Веня пристально посмотрела на врача. На его худое усталое лицо с серыми припухшими глазами, вокруг которых отечно желтела кожа, иссеченная ранними морщинками. Ему, наверное, тоже не хватало тепла и внимания. И у него была своя, потаенная, неизвестная для других жизнь — какая же она? Кто там встречает его дома, какая она, его жена, которая стала бы коситься даже на нее, Веню? И почему потянулся он к ней, словно видя в ней близкую ему душу и в то же время понимая, что никогда, никогда не приблизить ему к себе и своей жизни диковатую интернатскую девчонку, у нее своя дорога, а у него, взрослого, солидного, степенного человека, — своя? И горечь мгновенно коснулась ее сердца — горечь догадки, что вот еще одна непонятная потеря, а сколько их впереди! Стало страшно и опять бесконечно одиноко. Слезы уже готовы были брызнуть из глаз, но Вячеслав Степанович, видимо, почувствовал это, сказал:

— Ну иди, иди, моя милая! Отдохни. И помни мои слова — береги себя!

Наклонив голову, девочка стремительно выскочила из кабинета, а он, потоптавшись на месте, с досадой махнул рукой и снова стал, подперев голову руками, читать бесконечные истории болезней, стараясь не думать о Вене и заглушить в себе неясное, непонятное ему самому чувство вины перед нею…

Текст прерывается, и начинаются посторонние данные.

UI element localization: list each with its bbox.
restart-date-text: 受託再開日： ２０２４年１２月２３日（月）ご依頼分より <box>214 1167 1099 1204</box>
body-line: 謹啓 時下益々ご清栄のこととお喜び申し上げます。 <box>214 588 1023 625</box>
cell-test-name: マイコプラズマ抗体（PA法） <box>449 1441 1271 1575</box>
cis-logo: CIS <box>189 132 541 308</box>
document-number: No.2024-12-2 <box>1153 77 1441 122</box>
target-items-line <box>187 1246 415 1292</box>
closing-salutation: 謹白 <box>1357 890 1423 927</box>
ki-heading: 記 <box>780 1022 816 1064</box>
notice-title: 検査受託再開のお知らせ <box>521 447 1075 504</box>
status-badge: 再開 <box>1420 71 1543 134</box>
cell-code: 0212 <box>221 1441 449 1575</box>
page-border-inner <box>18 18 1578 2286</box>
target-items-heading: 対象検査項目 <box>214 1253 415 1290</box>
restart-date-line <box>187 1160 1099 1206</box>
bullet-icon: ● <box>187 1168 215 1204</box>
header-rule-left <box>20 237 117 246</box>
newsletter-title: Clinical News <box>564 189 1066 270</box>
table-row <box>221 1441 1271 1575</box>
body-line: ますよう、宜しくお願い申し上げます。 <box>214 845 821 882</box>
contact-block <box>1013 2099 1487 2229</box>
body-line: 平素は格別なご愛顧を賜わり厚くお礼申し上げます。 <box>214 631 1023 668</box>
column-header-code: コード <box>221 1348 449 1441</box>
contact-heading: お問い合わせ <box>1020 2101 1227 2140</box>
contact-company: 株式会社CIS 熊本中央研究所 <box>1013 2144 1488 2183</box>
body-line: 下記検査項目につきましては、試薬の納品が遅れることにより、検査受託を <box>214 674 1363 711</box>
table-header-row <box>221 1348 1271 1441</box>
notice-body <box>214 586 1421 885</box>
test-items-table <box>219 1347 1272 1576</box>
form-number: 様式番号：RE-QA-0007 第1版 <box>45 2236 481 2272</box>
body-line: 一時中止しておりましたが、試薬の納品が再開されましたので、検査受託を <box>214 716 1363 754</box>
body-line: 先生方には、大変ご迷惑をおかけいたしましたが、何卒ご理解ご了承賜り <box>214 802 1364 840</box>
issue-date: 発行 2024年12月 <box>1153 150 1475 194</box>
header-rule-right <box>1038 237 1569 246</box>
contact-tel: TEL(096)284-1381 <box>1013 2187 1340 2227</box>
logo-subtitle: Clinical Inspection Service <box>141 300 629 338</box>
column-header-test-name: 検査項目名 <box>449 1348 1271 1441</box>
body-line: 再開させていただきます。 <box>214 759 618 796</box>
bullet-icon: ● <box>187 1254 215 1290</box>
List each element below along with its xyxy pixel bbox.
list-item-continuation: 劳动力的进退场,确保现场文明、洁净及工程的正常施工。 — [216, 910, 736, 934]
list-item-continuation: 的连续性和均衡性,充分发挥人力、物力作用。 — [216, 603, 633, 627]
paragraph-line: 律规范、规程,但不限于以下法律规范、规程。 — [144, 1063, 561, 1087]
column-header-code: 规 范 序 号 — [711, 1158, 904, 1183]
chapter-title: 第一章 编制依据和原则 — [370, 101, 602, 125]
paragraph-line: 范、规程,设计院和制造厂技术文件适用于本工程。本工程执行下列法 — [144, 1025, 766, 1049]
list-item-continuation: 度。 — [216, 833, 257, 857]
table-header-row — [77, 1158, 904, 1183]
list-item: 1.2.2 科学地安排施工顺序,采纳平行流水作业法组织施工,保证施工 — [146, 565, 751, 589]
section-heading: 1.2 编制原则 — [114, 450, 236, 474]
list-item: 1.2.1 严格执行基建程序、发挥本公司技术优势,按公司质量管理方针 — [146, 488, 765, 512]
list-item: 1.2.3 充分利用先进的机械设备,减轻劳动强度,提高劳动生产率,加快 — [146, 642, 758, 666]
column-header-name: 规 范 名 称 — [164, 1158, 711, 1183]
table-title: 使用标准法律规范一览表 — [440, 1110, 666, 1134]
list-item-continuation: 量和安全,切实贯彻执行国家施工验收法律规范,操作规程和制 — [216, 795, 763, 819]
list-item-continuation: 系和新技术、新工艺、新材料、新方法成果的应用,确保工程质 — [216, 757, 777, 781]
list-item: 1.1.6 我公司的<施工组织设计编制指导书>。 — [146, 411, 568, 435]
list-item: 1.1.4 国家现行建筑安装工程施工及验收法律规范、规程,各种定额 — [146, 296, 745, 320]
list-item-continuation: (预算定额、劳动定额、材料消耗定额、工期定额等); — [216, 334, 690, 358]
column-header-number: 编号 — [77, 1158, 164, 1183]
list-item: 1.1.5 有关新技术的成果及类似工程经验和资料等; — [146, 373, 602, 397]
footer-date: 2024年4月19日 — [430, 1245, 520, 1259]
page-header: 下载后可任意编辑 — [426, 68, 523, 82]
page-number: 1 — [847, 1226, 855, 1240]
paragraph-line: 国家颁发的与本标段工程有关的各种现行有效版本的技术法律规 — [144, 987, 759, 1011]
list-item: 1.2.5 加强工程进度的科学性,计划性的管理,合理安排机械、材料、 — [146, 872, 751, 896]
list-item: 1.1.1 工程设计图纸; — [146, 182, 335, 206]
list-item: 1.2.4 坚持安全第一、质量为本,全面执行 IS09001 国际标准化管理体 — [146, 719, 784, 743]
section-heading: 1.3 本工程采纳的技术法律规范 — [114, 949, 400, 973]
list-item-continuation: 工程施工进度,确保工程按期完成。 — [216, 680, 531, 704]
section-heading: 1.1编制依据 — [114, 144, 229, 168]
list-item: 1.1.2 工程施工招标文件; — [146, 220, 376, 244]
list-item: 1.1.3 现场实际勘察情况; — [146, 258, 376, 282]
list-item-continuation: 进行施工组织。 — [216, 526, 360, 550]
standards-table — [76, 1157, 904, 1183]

После обеда Веня опять сидела в холле, бездумно глядя на пустое крыльцо, по которому изредка проходила нянечка или кто-нибудь из медсестер. Все словно съежилось в ней, и такой же съеженной казалась одинокая пальма в углу, в деревянной крашеной кадке. Мечеподобные ее листья обвисли, словно ветви ивы, на них кое-где проступили желтые пятна. Высокая худая старуха вошла в холл, бережно отвела их рукой и тоже уселась в кресле, лицом к окну. Нога ее в простом темном чулке подрагивала, из-под белого платка густо текли вниз белые волосы — по вискам, по впалым бескровным щекам и дальше по шее, на которой видна была нитка коричневых круглых бус. Веня уже несколько раз встречала эту женщину в коридоре, успела заметить, что та ни с кем не разговаривала, молча прохаживалась весь вечер. Яна, которая время от времени забегала в больницу, поежилась, когда они с Веней встретили старуху на прогулке.

— Что-то ведьминское в ней есть… Ты с ней пореже встречайся, Венька, а то такая всякую охоту выздоравливать отобьет!